Previous visit in 2017
I loved chef Tomy Gousset’s cooking when he was at Pirouette, but this signature restaurant has just blown me away. The room is comfortable and a little plain, which is to say it fits nicely in the 7th arrondissement, but Gousset’s cuisine is thrillingly modern. He is a master of using herbs, acidity and texture to elevate sometimes humble ingredients like beef tongue or tête de veau. His compositions are intricate and colorful, making them a dream for Instagrammers, but flavor and balance are not sacrificed to beauty. Those who like to try different wines will love their list with a rotating cast of 20 selections by the glass. Service is on point and supports, rather than detracts from the brilliance of the kitchen. The menu changes regularly enough to warrant repeat visits, and I for one can’t wait to go back to Tomy & Co.
Most recent visit in 2023
So, I went back. I fully expected to love Tomy & Co. as much as I did five years ago, and to include it in our list of 50 favorites. It was disappointing. The dining room vibe felt formal and stuffy – perhaps a consequence of them gaining a Michelin star. In previous visits, all of the shapes and squiggles added visual and textural interest to dishes that were already delicious. This time, a lot of the dishes felt imbalanced and the extra flourishes were confusing. Take for example, this dish of veal tartare pictured above. The base was quite bland, lacking any punch from the promised gribiche. The potato puffs (with trout roe) on top were too big to incorporate with the veal, so they acted like a briny chaser to an otherwise boring bite. On previous visits, I admired the kitchen’s creativity. This time, the moves felt silly, and we wondered if the visual artists were actually tasting the food.
TOMY & CO.
OUR PHOTOS OF TOMY & CO.
Most recent visit
IN OTHER WORDS
Atabula (2017) Franck Pinay-Rabaroust says that Tomy Gousset has remained faithful to the formula that brought so much success at Pirouette: precise seasoning, a sense of generosity and products that can sometimes surprise. They draw attention to his thin tartlet of beef tongue with marinated turnips, mustard and gribiche (which we agree is delicious) as an example of his dexterity in making elegant use of offal.

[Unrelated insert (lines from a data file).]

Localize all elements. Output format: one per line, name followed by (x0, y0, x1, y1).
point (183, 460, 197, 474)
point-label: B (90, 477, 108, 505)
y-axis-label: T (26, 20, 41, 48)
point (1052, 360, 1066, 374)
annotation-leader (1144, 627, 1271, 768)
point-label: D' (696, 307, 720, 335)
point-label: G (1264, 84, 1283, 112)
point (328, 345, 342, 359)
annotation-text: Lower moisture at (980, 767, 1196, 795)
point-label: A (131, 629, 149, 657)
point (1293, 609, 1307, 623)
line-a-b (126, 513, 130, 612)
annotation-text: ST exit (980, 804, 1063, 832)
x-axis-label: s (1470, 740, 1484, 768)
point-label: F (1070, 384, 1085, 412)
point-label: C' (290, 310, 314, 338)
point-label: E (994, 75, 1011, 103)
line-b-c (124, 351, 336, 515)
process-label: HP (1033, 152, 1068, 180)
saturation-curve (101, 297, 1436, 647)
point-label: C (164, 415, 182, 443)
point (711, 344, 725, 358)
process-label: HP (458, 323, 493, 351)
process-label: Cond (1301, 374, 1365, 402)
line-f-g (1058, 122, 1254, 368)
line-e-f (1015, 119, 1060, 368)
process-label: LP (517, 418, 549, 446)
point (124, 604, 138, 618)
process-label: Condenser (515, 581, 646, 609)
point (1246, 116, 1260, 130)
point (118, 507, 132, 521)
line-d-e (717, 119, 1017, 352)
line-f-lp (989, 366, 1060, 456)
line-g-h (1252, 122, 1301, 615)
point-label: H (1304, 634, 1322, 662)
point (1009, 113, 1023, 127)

Les Grands Ducs (2016) Thierry Richard calls this a modern bistro that celebrates ingredients, and says that chef Tomy Gousset is a master of flavor and saucing, putting out dishes that remain in our memories long after we leave the table. In particular, he praises a dish of impeccably worked deer shoulder with autumn truffles and a jus of cacao.
John Talbott (2016) also loves the “rondelle of chopped beef tongue topped with an umbrella of overlapping pickled radish slices” and a dish of duck “made Apicius fashion with grapes and beets” that he calls “more than outstanding, it was out of this world.”